Many of you readers have wondered if the home-improvement origins of this column would ever be revisited, as recently I have strayed onto topics of either much greater importance (racial inequities) or trivial significance (the Nathan’s hot-dog eating contest). I believe this is, in essence, how life works: sometimes we are consumed with the dire direction our country appears to be going in; other times we are stuck on why our vacuum is unable to suck up pine needles.
While you ponder that truism, let me move on to explain why, last week, we contracted to have our concrete driveway finished. It stopped abruptly ¾ of the way behind our home. This seemed strange and was especially inconvenient when my husband wanted to use his table saw and had to drag it into the sand behind the car and prop it up with random boards to stabilize it.
The sandy outdoor shop has performed remarkably well throughout a number of our projects, but it has resulted in my husband having large, recurring patches of itchy red skin on his lower legs. I am sure he will be pleased to read this reveal in this week’s column.
This is because some hidden bugs (Genus: Barely Perceptibleos; Species: Annoyingus) thrive in the South Carolina sand and come out to bite the bejabbers out of your lower extremities. They could be sand fleas, they could be ants, they could be microscopic mosquitoes, but it really doesn’t matter, because nothing gets rid of irritating insects like a blanket of wet concrete!

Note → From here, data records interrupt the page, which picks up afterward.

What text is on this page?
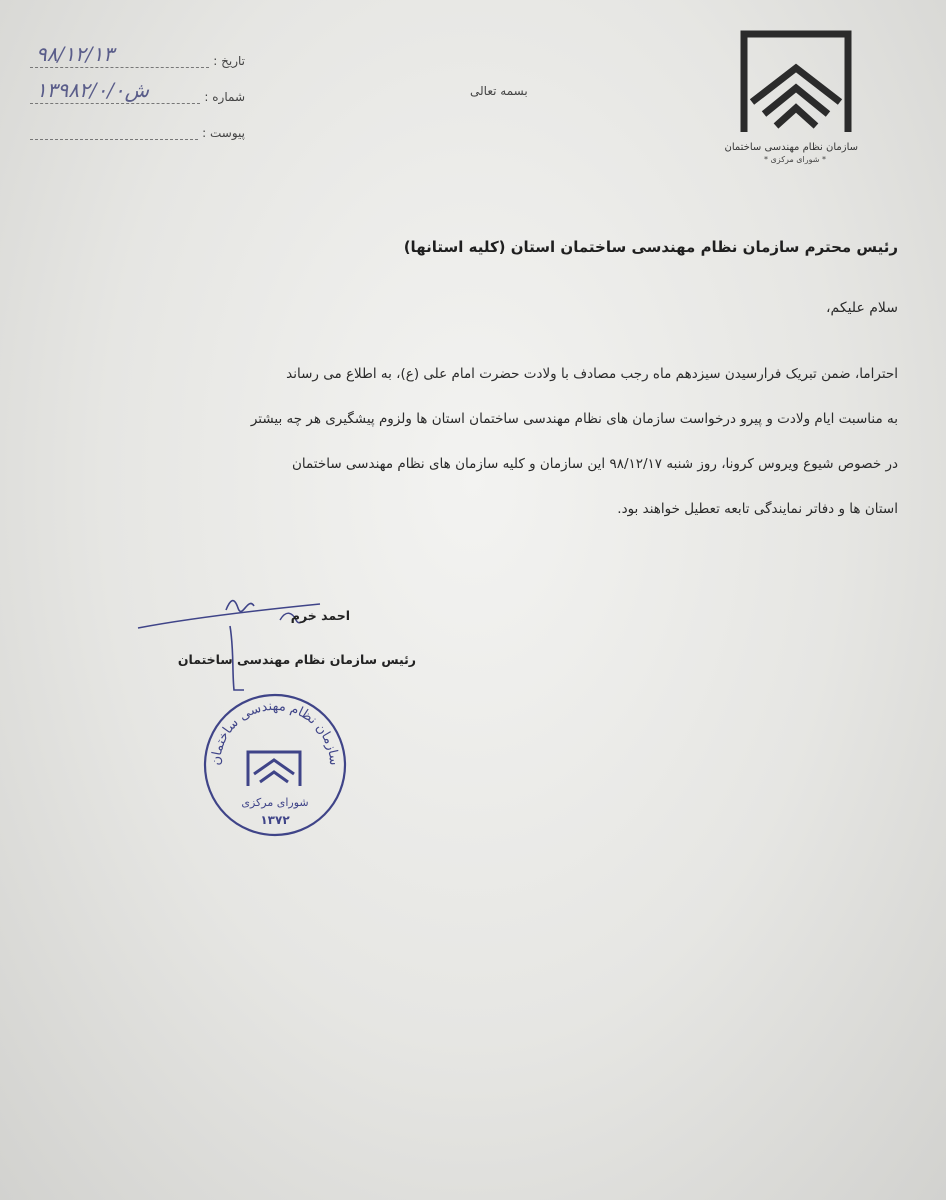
سازمان نظام مهندسی ساختمان
* شورای مرکزی *
بسمه تعالی
تاریخ :
۹۸/۱۲/۱۳
شماره :
۱۳۹۸۲/۰/۰ش
پیوست :
رئیس محترم سازمان نظام مهندسی ساختمان استان (کلیه استانها)
سلام علیکم،
احتراما، ضمن تبریک فرارسیدن سیزدهم ماه رجب مصادف با ولادت حضرت امام علی (ع)، به اطلاع می رساند
به مناسبت ایام ولادت و پیرو درخواست سازمان های نظام مهندسی ساختمان استان ها ولزوم پیشگیری هر چه بیشتر
در خصوص شیوع ویروس کرونا، روز شنبه ۹۸/۱۲/۱۷ این سازمان و کلیه سازمان های نظام مهندسی ساختمان
استان ها و دفاتر نمایندگی تابعه تعطیل خواهند بود.
احمد خرم
رئیس سازمان نظام مهندسی ساختمان
سازمان نظام مهندسی ساختمان
شورای مرکزی
۱۳۷۲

The crew came to pour the concrete to complete our driveway and we were excited, looking forward to the expansion of our workspace as well as a reduction in the amount of funds spent on over-the-counter cortisone creams. I watched while the guys were forming, pouring, and troweling the driveway extension, and my husband explained to me what they were doing, step-by-step. This is not because I had any, um, concrete interest in their process, but because we had asked if we could use some of their leftover material to fill a small hole in the floor of our shop, and I was going to try my hand at it.
“This could be a column,” my husband said, encouragingly. Or ominously.

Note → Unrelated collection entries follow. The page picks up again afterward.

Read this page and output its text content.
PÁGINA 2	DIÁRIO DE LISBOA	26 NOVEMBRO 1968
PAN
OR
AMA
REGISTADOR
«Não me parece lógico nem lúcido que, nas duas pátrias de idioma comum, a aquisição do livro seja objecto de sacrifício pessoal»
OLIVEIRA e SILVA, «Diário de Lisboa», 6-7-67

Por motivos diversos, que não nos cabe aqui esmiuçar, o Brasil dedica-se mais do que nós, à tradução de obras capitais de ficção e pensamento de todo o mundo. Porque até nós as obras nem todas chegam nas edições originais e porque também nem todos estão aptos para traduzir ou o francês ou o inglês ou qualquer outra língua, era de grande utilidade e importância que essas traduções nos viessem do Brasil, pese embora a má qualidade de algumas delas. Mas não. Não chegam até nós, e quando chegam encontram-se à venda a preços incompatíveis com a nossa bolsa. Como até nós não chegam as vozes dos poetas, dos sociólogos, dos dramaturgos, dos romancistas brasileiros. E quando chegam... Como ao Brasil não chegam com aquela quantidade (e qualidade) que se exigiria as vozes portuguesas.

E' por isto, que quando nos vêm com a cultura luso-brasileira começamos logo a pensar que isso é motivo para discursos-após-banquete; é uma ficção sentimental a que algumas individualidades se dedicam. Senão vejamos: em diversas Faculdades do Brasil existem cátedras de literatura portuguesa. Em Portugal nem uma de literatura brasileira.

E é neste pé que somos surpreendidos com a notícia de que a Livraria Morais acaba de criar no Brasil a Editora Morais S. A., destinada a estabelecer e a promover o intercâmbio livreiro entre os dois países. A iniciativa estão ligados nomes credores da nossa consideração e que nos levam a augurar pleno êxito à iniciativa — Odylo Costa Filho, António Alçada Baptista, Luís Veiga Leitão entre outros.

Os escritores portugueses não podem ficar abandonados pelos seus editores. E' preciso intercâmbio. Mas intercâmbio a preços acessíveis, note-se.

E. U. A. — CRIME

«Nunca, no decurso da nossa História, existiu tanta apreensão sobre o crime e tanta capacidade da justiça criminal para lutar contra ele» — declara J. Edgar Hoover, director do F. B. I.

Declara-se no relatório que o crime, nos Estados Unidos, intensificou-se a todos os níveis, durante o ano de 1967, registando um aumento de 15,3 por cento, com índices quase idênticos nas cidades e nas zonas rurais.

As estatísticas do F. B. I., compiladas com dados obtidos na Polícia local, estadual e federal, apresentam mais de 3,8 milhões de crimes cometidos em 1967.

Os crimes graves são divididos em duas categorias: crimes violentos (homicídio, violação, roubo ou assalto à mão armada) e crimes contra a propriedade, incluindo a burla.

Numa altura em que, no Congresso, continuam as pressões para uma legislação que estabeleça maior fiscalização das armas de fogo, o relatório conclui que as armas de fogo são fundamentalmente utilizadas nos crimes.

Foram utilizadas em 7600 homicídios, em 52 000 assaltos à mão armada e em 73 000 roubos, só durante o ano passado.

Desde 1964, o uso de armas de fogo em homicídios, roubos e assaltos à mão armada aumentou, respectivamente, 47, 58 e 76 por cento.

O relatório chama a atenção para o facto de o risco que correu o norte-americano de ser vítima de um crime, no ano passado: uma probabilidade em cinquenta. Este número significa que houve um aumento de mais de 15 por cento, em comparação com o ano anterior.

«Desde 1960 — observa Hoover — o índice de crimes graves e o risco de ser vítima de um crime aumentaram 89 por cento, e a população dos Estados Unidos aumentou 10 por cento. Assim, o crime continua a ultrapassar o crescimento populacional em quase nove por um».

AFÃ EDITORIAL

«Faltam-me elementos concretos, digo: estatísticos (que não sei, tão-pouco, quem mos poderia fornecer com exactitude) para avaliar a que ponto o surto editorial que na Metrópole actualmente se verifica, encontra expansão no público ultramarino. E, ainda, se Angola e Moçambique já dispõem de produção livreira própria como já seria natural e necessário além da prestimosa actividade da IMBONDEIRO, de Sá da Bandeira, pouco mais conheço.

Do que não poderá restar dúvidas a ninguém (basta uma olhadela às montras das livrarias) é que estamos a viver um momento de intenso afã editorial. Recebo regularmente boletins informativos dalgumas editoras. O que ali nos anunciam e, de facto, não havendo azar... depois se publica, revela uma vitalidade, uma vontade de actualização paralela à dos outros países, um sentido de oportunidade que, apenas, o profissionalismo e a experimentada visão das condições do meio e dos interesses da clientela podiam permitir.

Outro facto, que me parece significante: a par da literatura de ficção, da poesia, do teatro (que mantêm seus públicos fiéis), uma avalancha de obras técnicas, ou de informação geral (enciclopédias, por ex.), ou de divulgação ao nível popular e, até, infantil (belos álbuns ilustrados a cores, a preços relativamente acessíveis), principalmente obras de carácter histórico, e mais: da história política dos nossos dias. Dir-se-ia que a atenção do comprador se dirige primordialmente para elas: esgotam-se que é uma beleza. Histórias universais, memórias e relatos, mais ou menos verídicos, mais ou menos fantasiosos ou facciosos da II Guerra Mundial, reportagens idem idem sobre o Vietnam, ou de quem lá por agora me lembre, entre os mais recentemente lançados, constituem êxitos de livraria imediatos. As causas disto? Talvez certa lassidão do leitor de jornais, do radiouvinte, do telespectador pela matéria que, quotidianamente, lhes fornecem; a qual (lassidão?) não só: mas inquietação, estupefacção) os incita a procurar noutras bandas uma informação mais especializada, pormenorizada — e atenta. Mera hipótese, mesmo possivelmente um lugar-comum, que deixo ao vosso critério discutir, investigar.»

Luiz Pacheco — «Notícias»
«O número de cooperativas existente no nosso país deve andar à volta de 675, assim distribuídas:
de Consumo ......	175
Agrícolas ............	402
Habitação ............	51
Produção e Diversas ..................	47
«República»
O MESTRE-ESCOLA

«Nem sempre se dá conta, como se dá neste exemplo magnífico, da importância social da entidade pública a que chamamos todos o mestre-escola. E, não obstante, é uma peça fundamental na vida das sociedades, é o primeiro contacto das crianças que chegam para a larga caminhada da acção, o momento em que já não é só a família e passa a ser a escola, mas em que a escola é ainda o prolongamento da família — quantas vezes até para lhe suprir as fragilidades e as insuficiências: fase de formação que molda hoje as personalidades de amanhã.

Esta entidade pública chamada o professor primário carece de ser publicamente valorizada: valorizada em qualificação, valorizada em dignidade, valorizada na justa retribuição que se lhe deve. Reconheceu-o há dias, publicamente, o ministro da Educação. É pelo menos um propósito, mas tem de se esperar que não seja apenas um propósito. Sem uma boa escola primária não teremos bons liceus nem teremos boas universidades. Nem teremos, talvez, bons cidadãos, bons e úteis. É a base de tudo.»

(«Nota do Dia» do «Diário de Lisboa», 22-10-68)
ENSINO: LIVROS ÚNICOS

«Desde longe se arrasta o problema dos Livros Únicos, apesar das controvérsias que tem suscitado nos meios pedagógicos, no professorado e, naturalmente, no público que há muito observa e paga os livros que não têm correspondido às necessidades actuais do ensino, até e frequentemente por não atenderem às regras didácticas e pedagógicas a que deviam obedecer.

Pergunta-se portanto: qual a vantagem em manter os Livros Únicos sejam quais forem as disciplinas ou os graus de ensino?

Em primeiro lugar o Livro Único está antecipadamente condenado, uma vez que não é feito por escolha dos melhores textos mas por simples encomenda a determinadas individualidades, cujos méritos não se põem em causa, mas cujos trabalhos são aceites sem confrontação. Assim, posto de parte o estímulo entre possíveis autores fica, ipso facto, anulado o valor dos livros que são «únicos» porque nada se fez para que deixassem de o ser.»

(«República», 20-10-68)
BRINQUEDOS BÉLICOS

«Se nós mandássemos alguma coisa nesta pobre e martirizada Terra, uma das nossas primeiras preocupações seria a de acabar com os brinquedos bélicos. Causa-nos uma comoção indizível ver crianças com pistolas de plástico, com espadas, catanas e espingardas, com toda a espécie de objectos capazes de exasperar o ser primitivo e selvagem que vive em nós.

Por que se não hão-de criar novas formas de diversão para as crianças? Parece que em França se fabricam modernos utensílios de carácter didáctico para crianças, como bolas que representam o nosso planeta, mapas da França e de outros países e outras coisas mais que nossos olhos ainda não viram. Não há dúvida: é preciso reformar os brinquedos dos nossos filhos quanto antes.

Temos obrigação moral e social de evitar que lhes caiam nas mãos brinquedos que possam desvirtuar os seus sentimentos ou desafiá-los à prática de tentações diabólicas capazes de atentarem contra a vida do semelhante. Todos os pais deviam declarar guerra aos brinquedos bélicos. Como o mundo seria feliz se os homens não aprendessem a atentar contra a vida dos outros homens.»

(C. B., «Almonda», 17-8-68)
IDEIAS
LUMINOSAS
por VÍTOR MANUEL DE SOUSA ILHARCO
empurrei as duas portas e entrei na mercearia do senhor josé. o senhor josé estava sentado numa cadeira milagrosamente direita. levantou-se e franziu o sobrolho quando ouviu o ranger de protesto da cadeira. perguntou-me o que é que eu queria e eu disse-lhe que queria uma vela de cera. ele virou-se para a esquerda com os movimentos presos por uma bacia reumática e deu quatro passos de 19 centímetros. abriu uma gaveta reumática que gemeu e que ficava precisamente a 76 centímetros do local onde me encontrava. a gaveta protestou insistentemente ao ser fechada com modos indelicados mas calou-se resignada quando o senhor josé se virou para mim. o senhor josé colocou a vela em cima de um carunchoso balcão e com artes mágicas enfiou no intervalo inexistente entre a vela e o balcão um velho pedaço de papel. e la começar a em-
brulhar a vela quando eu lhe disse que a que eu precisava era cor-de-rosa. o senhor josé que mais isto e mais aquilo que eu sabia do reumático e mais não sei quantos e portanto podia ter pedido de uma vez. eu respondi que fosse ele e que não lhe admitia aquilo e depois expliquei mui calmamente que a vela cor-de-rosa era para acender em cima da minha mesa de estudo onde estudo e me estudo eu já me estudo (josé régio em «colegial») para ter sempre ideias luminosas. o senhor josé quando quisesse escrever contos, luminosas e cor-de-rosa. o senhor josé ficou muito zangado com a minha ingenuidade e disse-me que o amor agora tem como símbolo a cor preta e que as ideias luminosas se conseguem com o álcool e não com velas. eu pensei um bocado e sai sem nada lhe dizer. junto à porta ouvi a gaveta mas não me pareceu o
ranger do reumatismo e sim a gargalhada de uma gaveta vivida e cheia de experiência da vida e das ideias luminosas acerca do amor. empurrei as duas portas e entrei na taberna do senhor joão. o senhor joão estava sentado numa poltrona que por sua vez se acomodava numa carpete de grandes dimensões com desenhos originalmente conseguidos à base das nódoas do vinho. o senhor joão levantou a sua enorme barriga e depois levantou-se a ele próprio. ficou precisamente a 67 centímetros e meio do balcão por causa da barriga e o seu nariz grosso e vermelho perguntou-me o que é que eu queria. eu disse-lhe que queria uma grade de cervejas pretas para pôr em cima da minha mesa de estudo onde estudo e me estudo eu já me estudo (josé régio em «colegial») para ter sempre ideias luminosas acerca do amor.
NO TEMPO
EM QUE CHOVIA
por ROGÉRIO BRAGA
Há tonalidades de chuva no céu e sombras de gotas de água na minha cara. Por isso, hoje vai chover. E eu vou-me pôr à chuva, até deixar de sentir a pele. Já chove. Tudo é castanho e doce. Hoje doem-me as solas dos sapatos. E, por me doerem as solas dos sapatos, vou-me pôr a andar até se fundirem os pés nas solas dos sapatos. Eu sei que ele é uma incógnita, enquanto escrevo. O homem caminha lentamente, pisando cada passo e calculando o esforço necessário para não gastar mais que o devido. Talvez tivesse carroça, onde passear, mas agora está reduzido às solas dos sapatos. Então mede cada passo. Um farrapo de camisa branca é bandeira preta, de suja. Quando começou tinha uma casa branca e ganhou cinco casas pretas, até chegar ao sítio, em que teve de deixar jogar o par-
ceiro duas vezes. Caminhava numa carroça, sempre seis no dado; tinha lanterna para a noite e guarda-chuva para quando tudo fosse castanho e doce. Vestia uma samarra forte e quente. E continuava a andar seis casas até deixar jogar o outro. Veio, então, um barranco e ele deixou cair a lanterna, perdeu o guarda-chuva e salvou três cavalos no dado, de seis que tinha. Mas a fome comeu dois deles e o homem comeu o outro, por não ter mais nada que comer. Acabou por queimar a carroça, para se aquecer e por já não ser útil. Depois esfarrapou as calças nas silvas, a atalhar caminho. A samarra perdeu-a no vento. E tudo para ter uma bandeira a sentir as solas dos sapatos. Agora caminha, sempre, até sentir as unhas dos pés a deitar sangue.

After about a half-hour of observing the professionals, I felt confident I was up to the task. Mistakenly, I thought years of experience in cake-frosting would come in handy.

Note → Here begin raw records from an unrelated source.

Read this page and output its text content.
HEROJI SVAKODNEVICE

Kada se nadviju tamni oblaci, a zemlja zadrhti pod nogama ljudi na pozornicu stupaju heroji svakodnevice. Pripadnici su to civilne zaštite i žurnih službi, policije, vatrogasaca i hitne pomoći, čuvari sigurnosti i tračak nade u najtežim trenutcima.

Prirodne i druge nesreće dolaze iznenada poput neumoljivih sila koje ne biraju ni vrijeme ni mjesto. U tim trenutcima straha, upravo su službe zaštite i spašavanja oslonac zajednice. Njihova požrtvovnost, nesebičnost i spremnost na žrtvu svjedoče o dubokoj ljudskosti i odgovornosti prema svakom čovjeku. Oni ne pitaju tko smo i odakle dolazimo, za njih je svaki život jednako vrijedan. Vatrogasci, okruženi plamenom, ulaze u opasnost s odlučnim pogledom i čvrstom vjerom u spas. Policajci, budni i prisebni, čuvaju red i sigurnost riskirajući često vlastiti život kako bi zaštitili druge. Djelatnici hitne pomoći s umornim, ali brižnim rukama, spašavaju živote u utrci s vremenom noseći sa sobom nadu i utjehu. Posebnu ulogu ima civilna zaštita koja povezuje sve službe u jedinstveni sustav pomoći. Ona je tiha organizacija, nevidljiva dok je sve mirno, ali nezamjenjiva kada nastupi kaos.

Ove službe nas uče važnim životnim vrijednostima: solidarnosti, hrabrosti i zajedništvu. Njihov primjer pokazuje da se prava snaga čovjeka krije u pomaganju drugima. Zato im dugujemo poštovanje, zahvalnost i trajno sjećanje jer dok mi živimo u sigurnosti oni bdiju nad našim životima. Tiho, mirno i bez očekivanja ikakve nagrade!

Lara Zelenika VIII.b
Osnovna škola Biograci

I knelt on the ground and slopped some concrete from a bucket into the hole. And then I slopped in some more. This was fun! I remember thinking to myself, “How hard can this be?”
Plenty hard, actually. Concrete sets up and you have to work with it efficiently, not overworking it, not applying a lot of force with your trowel, because then you get a “dip” in the middle of the hole you are filling and you have to add more concrete. And then trowel it off. And then add more, and so on, until you can’t really see where the edges of the hole are anymore. Which, of course, makes it very difficult to level off.
While I was doing an exceptionally poor job of filling a simple hole, I had a few thoughts on how maybe I never truly appreciated the professionals who installed my toilets, fixed my drywall, or wired my outlets.
Perhaps a monument to the true craftsman is in order? Now I know just the spot. There is a nice, raised concrete platform on the floor of my husband’s shop—it may be more of a trip-hazard than the original hole was—perfect for the words, “I’m sorry.”